WeWork |  Critical Signals Behind a Valuation Collapse

WeWork

What began as a fast‑growing co‑working juggernaut catastrophically unraveled under the weight of Adam Newman’s erratic behavior, falsified financials, and a toxic workplace culture. Investors, eager for the next tech unicorn, bypassed crucial due diligence and leaned heavily on growth metrics and pitch material negating employee sentiment, media rumors, and executive leadership behavior.

WeWork skyrocketed to a $47 billion private valuation in 2019 only to file for bankruptcy in November of 2023. Behind the headlines of rapid expansion lay an emerging crisis of culture and governance that traditional investment due diligence never uncovered.

During WeWork’s critical 2017–2018 IPO preparation window, investors would have benefited from OSINT due diligence to assess leadership, cultural, and financial risks by

  • Correlating public profiles, search‑engine data, social‑media activity, and funding announcements to chart ties between Adam Neumann, board members, and key backers to unveil undue founder influence and conflicts of interest.
  • Monitoring SEC filings, trademark registrations, and court dockets for insider stock sales, pending litigation, or compliance actions that failed to corroborate to WeWork's public narrative.
  • Aggregating coverage from business press, industry blogs, and tech/business influencers to surface growing skepticism around WeWork’s strategy, governance practices, and financial health.

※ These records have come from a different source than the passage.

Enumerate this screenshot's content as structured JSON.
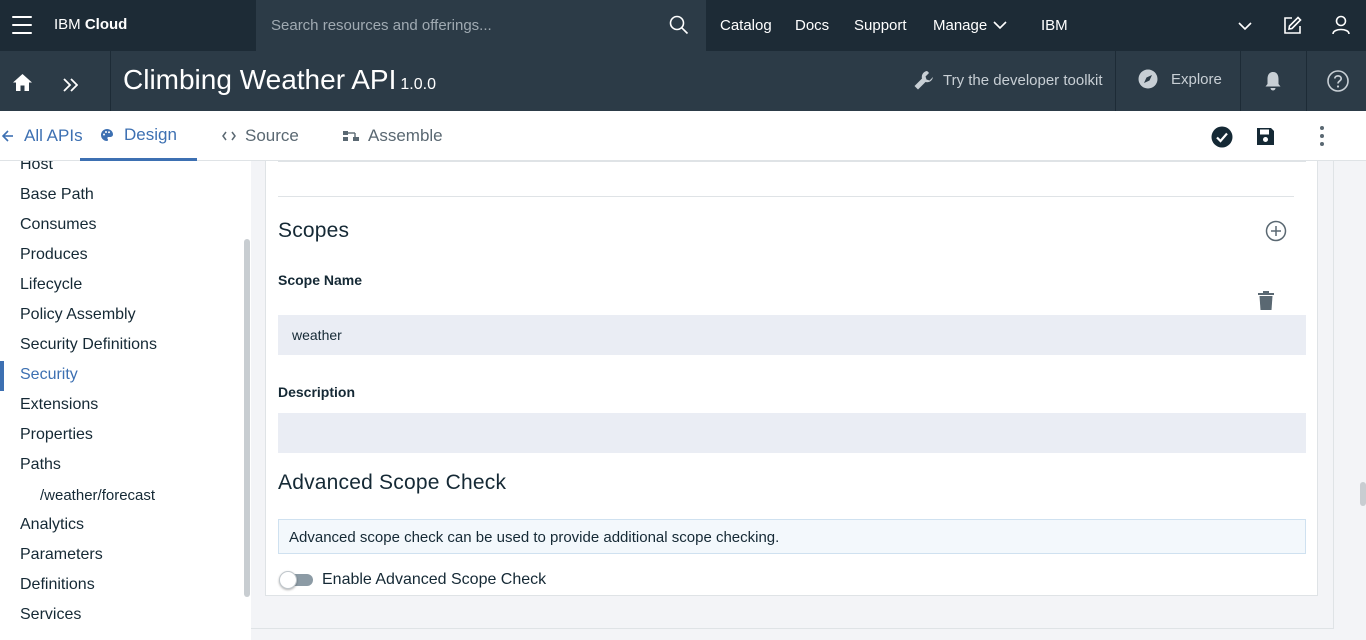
{
  "header": {
    "brand_light": "IBM",
    "brand_bold": "Cloud",
    "search_placeholder": "Search resources and offerings...",
    "nav": {
      "catalog": "Catalog",
      "docs": "Docs",
      "support": "Support",
      "manage": "Manage",
      "account": "IBM"
    },
    "icons": [
      "menu-icon",
      "search-icon",
      "chevron-down-icon",
      "edit-icon",
      "user-icon"
    ]
  },
  "subheader": {
    "title": "Climbing Weather API",
    "version": "1.0.0",
    "devkit_label": "Try the developer toolkit",
    "explore_label": "Explore",
    "icons": [
      "home-icon",
      "double-chevron-icon",
      "wrench-icon",
      "compass-icon",
      "bell-icon",
      "help-icon"
    ]
  },
  "tabs": {
    "all_apis": "All APIs",
    "design": "Design",
    "source": "Source",
    "assemble": "Assemble",
    "active": "Design"
  },
  "sidebar": {
    "items": [
      {
        "label": "Host"
      },
      {
        "label": "Base Path"
      },
      {
        "label": "Consumes"
      },
      {
        "label": "Produces"
      },
      {
        "label": "Lifecycle"
      },
      {
        "label": "Policy Assembly"
      },
      {
        "label": "Security Definitions"
      },
      {
        "label": "Security"
      },
      {
        "label": "Extensions"
      },
      {
        "label": "Properties"
      },
      {
        "label": "Paths"
      },
      {
        "label": "/weather/forecast"
      },
      {
        "label": "Analytics"
      },
      {
        "label": "Parameters"
      },
      {
        "label": "Definitions"
      },
      {
        "label": "Services"
      }
    ],
    "active": "Security"
  },
  "main": {
    "scopes_heading": "Scopes",
    "scope_name_label": "Scope Name",
    "scope_name_value": "weather",
    "description_label": "Description",
    "description_value": "",
    "advanced_heading": "Advanced Scope Check",
    "advanced_info": "Advanced scope check can be used to provide additional scope checking.",
    "toggle_label": "Enable Advanced Scope Check",
    "toggle_on": false
  },
  "colors": {
    "topbar": "#1d2b36",
    "subbar": "#2c3b47",
    "accent": "#3d70b2",
    "field_bg": "#eaedf4"
  }
}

Proper due diligence on Glassdoor, Reddit, and Twitter (now X) would have guided analysts to spot recurring mentions of keywords such as, “cult,” “fake financials,” and “toxic management.” Monitoring private forums and industry news would have exposed concerns over founder behavior and muddied board decisions, while investigating corporate filings, trademarks, and public investor documents could have exposed severe inconsistencies between WeWork’s claims and its underlying operations.

OSINT engagement would have layered real‑time sentiment analysis, trend monitoring, and leadership reputation audits to surface crucial intelligence long before the demise of WeWork. With OSINT in hand, stakeholder and investors could have called for uncompromising transparency, set IPO conditions around workplace culture governance, or even postponed the investment, pivoting from damage control to proactive risk mitigation and not only saving billions but also preventing public backlash.